Looking back at the investigation: was there anything you declined to fully analyze, refused to look at, or skipped because the content or the task felt uncomfortable or out of scope?

The agent answers in a structured JSON shape (see parseRefusalReport in packages/processor/src/agents/shared.ts). If refused: true, the batch gets a refusal record in run metadata, the per-batch log line shows a ⚠️ refusal marker, and the refusal field on the FileRecord sticks around for audit. No silent skips.

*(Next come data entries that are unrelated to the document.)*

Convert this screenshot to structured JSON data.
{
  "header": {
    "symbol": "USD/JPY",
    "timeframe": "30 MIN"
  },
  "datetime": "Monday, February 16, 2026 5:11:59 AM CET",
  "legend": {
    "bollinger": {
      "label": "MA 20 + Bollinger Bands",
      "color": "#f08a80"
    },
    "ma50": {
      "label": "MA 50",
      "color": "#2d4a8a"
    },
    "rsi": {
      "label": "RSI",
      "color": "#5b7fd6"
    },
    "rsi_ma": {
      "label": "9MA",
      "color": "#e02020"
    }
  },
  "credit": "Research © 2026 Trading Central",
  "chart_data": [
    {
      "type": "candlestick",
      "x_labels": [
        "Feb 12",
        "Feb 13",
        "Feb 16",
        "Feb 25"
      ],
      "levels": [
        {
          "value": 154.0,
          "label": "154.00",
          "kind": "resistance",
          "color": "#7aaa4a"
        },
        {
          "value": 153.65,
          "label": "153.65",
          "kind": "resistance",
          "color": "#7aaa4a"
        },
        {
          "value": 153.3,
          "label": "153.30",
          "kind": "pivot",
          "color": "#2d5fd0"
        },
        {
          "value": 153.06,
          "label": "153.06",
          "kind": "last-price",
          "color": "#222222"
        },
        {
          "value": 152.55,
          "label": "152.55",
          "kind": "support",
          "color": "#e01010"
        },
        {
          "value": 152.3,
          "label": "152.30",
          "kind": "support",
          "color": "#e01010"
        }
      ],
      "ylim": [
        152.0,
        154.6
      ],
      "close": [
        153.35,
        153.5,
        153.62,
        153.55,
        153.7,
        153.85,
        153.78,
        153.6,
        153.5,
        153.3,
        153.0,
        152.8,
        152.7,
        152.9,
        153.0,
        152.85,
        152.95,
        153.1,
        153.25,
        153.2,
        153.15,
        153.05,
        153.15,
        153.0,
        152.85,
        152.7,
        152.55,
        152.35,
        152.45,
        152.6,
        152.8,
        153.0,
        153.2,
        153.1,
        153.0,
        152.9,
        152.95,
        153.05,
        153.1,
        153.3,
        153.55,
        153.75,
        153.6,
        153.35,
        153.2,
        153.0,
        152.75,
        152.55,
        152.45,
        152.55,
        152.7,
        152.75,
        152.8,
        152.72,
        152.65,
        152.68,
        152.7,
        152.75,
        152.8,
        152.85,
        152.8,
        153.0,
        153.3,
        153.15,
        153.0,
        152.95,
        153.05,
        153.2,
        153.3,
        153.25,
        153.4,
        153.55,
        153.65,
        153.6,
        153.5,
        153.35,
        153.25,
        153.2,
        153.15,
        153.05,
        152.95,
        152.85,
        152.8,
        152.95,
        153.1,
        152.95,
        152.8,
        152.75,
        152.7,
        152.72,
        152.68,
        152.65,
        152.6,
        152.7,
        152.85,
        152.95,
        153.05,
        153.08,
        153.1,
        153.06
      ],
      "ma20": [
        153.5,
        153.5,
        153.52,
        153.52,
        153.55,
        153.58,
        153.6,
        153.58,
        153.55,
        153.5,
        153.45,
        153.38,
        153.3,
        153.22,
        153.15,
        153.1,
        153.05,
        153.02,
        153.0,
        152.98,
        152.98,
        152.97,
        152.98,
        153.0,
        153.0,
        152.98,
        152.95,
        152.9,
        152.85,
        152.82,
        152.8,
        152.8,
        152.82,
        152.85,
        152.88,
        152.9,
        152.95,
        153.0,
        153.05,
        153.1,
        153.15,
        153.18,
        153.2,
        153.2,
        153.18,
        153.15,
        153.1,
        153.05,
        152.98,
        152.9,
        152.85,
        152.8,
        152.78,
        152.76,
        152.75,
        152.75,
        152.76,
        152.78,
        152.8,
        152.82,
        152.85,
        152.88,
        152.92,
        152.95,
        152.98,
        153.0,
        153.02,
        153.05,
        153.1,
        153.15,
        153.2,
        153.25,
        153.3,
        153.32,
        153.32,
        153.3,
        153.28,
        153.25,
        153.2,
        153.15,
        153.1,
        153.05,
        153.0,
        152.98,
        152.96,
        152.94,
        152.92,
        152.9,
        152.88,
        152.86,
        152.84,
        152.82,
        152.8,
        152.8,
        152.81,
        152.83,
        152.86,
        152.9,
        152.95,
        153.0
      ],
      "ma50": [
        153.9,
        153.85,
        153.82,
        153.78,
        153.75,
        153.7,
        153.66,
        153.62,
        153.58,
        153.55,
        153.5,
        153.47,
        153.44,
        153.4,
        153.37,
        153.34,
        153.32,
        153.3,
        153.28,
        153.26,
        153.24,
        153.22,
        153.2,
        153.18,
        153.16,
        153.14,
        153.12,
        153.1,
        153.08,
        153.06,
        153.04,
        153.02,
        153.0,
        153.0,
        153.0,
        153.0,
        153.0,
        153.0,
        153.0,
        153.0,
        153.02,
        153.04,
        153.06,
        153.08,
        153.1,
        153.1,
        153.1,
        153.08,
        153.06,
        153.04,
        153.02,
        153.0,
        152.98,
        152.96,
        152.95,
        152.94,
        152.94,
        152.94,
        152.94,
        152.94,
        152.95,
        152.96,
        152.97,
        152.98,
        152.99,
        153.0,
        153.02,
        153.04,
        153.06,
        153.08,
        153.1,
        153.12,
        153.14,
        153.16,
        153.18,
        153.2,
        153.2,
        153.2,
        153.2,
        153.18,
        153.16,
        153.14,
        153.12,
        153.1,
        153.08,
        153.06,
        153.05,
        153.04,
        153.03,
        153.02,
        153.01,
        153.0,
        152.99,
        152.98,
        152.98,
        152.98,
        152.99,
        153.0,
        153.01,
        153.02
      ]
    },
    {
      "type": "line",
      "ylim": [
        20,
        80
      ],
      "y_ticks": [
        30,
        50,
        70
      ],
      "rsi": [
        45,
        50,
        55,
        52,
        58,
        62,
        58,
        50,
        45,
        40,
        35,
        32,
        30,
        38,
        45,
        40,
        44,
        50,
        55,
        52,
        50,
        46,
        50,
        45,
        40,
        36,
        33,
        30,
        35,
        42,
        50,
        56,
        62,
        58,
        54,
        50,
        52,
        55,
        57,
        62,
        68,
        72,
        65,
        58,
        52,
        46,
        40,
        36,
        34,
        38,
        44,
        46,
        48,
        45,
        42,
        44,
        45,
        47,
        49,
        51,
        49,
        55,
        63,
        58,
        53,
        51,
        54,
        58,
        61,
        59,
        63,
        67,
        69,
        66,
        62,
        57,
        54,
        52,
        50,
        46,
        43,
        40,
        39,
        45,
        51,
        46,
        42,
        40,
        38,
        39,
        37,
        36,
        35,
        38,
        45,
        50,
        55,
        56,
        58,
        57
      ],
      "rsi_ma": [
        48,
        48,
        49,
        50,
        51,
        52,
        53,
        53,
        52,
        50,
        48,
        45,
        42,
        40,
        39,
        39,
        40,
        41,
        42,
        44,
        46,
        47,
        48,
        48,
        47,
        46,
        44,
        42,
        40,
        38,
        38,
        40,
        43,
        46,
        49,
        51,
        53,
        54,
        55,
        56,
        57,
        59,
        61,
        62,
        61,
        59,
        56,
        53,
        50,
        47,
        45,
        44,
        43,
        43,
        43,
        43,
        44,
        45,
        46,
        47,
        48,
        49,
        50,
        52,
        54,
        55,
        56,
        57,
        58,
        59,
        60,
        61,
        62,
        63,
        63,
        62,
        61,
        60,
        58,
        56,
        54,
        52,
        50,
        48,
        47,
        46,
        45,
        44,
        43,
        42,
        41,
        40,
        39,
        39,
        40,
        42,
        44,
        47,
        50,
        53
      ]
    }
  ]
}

Claude Opus and gpt-5.5 refuse less than 1% of batches in practice. A refused batch produces no false negatives — affected files stay pending (revalidation keeps the original verdict), so re-running --reinvestigate against the other backend picks up the dropped sites. Findings dedupe across agents, so you don't pay twice.

If a single file consistently triggers a refusal (>5% of batches), it's usually one path with a hard-to-disambiguate exploit pattern. Add it to config.json:ignorePaths, or run that file alone with --batch-size 1 so the refusal doesn't take a batch of otherwise-fine files down with it.

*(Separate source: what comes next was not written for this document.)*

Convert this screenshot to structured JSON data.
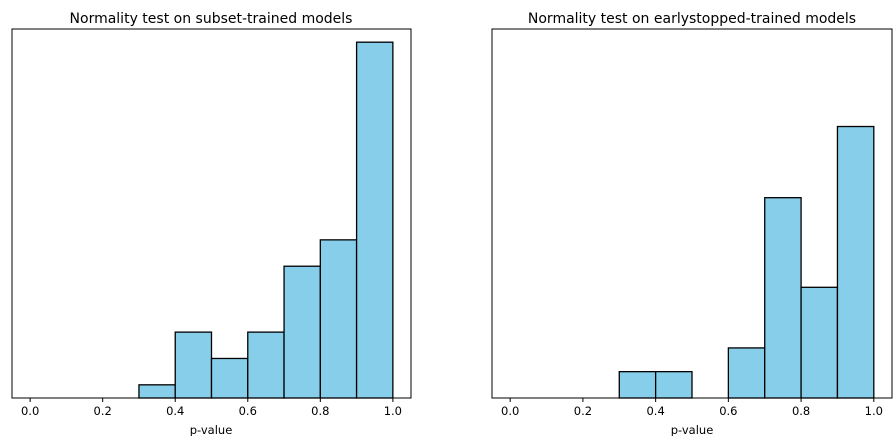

Future models (e.g. Anthropic Mythos)

The model is a flag, not a baked-in choice. When a stronger reasoning model lands — Anthropic's Mythos, a next-tier OpenAI release, an open-weight contender — point --model at the new identifier and the rest of deepsec stays unchanged:

pnpm deepsec process --project-id my-app --model anthropic-mythos-1
pnpm deepsec process --project-id my-app --agent codex --model gpt-6

Two small integration points:

  1. The model identifier — whatever string the provider's SDK accepts. deepsec passes it through unchanged. No code change needed to use a new model on either backend.
  2. Pricing for the cost-per-batch readout. The Claude Agent SDK reports cost natively, so new Claude-family models drop in with zero code changes. Codex doesn't, so add a line to MODEL_PRICING_USD_PER_M_TOKENS in packages/processor/src/agents/codex-sdk.ts for each new OpenAI/Codex model. Without it, the batch still runs — the cost readout is simply omitted.

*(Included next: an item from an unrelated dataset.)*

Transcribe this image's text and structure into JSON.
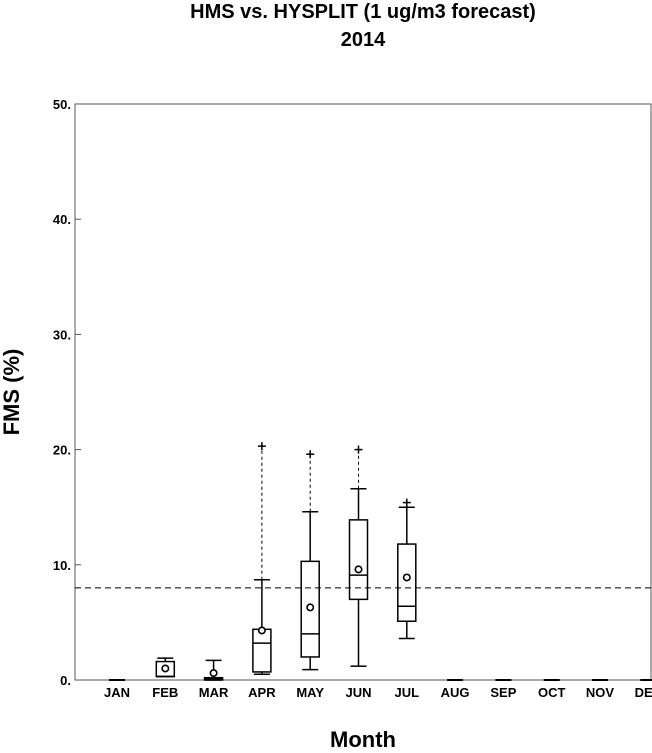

When a new model becomes the right default, change the relevant entry in packages/deepsec/src/agent-defaults.ts (one string per backend) and the DEFAULT_MODEL constant in the corresponding agent file. Existing data and findings are unaffected — deepsec records which agent + model produced each finding, so a model change shows up cleanly in the analysisHistory of any re-investigated file.

A useful pattern when a new model lands: re-run process with --reinvestigate <N> (a wave marker) against the existing high-severity findings to see whether the new model overturns verdicts. The wave marker tags the new analysis without losing the old one.